(Cross posted to realtimecollisiondetection.net)

If you must support immediate mode rendering in your pipeline, here are some tips for maximizing performance.

Make your primitives as high level as possible

1. Prefer baked shapes to procedural primitives.
2. Prefer procedurals to strips or point batches
3. Prefer strips or point batches to quads, quads to tris.

For example, HUDs are often drawn with immediate or immediate-like rendering. If you can, bake the HUD so you can submit it as a single primitive. If the HUD has a highly variable part, try baking all of it except for the variable part, and have that have a fixed data size so you can just blit in what you need.

If you must support submission of arbitrary lists of primitives, collate the primitives into baked buffers; don't submit individual primitives to the driver except as an extreme last resort (even in OpenGL).

Treat text blocks and particle systems as single primitives. Maintain a single buffer or set of buffers, and recycle it. There will be an optimal size for this buffer that is a tradeoff between your application's requirements and hardware/driver performance. Profile often.

If you have a shape that you will re-use for several frames, bake it.

If you frequently use some shape like a disc, parameterize it, and blit it into your render stream as a high level disc primitive.

Use the notion of materials, never the fixed function pipeline (don't use a model of the FFP either!)

• The driver will maintain an internal state machine tracking your operations versus its internal state which represents a virtual model of the fixed function pipeline. In general all this state tracking is expensive.
• You need to minimize the state changes that are costly - and you will need to measure the hardware to find out what is actually slow. Don't trust what you read in a book or found on the web. It changes frequently.
• Create immediate mode materials that are blocks of expensive state change. Submit these blocks to the pipeline in chunks; don't do it in dribs and drabs.
• Order your renders to minimize invocations of these blocks. For typical immediate modes, you might be able to boil these materials down to a small set such as "unlit, untextured", "unlit, textured", "lit, textured", "shiny lit, textured", "unlit, alpha transparency".
• You also need to know the cost of a texture bind. Depending on whether texture bind or other state change is more expensive you will need to order your draws by texture then sub-order by material, or material then sub-order by texture.
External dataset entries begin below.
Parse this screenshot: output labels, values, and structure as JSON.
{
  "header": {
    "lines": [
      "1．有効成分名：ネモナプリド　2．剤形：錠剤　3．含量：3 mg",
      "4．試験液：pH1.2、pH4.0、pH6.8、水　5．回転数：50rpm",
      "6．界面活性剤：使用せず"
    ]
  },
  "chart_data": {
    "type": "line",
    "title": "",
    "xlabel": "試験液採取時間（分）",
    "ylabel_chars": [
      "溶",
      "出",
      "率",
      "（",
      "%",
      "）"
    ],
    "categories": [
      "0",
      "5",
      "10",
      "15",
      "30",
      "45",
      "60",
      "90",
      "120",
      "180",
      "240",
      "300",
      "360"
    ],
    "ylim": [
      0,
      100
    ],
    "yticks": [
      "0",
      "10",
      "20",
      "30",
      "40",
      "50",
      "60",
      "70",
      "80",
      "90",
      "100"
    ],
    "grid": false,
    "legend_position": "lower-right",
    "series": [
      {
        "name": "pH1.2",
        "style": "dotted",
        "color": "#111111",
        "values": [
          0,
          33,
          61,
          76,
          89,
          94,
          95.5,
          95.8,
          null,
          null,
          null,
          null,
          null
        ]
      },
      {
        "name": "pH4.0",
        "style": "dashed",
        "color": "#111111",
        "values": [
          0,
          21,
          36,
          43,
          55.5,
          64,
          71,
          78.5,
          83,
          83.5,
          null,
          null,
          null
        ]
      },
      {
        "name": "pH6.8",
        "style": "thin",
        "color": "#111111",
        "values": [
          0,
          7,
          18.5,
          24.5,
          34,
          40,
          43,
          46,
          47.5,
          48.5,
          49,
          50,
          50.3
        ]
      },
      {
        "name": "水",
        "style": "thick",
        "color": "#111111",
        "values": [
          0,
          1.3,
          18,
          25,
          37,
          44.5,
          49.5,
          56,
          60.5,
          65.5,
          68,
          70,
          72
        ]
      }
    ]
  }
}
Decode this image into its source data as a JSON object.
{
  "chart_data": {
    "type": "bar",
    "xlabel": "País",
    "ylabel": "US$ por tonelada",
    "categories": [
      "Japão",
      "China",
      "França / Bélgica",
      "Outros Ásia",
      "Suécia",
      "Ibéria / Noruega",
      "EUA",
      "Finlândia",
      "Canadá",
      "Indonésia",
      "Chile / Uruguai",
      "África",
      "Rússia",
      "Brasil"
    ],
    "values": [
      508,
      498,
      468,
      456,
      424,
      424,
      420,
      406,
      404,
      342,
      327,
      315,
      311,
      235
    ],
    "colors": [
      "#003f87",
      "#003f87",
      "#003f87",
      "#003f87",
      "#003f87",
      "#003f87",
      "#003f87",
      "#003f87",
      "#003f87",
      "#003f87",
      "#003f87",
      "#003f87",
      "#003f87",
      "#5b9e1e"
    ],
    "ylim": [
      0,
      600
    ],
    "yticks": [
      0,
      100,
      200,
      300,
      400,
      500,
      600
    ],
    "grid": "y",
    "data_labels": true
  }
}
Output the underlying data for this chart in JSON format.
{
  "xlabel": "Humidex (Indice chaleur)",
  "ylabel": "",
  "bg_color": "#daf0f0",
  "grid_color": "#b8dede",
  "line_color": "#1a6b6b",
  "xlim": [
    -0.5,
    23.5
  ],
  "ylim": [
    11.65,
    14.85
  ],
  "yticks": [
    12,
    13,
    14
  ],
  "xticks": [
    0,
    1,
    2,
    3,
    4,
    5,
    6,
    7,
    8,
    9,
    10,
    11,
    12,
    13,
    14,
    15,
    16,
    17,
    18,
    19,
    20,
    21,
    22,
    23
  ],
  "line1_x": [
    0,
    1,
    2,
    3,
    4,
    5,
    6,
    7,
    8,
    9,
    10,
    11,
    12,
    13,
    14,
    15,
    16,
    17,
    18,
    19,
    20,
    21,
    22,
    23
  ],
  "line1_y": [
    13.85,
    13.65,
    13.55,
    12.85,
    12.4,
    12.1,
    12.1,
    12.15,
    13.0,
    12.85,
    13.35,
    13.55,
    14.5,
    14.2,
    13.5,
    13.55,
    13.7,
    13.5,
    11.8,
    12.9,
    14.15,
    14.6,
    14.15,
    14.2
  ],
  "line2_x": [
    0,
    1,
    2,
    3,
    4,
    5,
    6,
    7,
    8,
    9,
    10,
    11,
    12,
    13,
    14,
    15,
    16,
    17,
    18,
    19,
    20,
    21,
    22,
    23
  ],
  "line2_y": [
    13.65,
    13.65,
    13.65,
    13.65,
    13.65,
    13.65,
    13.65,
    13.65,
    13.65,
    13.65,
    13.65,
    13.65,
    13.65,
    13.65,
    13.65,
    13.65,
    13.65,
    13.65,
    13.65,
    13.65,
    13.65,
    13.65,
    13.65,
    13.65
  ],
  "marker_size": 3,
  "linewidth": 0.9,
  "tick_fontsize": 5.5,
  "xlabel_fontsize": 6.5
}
Create an "unbind" material that creates a state change block that undoes the immediate material bind so that you don't mung things up for the rest of your pipeline.

• All the materials should touch all of the same state.
• Only issue the unbind material before you revert to non-immediate rendering.
• Assign each material a number. Order the numbers such that moving from one material to the next in sequence touches the fewest pipeline states. (You'll see why when we get to the keys.) Here, we are relying on the driver internal state tracking to help us minimize the cost of material binding.

Figure out what restrictions you can live with, and pick your restrictions for speed.

• If your application can get away with a text draw, and textured screen facing quads, support only that, and make it screamingly fast.
• So many things you think you need immediate for, such as manipulator axis, you can trivially do another way with baked geometry. If you can bake it, do!
• The immediate pipeline is your last resort.

Divide your rendering into phases. These phases are highly dependent on what you need your render engine to do to support your game. Typical phase breakdown might be

• z-depth pre-pass, non-alpha geo, alpha-geo, post-passes, composite, HUD

Assign a key to each batch of immediate renders. A typical 32 bit key might look like this (where 0 is the MSB):

• highest order bits to indicate render phase
• a few bits to indicate material
• a few bits to indicate a texture page in VRAM
• the rest of the bits for rough z-order. If you want to use early z-depth, make low numbers near the camera. If you need back to front ordering for painters', then use high numbers near the camera

Use sorted submission lists using the key and merge sort during just in time final push to hardware as discussed earlier in the Input Latency thread. If you can keep the submission lists persistent from frame to frame, a radix sort works well for the individual lists before the merge sort. I am assuming that the rest of you render engine is similar broken into phases in order that the immediate lists can be interleaved with other incoming draws from other threads.

Note that not all immediate rendering needs to be accumulated in submissions. The non-alpha geo phase in particular can be submitted interleaved with regular rendering for minimal latency. Unless you want to insert fences and syncs into your pipeline, all other order dependent phases will need to be accumulated into buffers. Fences and syncs can help you minimize RAM usage because the pipeline can demand that the engine cough up render requests at the right time, but you run the risk of stalling everything.

On some architectures, you can chain in render primitives without copying the data into a GPU queue; in that case you're golden because you can just make DMA thread through all your drawing. The major caveat there is to make sure the data isn't discarded or overwritten until the DMA has chased past its end. With careful structuring, you can save large amounts of memory for things like water surfaces if you can queue up the next frame of simulation for the precise moment the DMA is done with the last frame's vertices.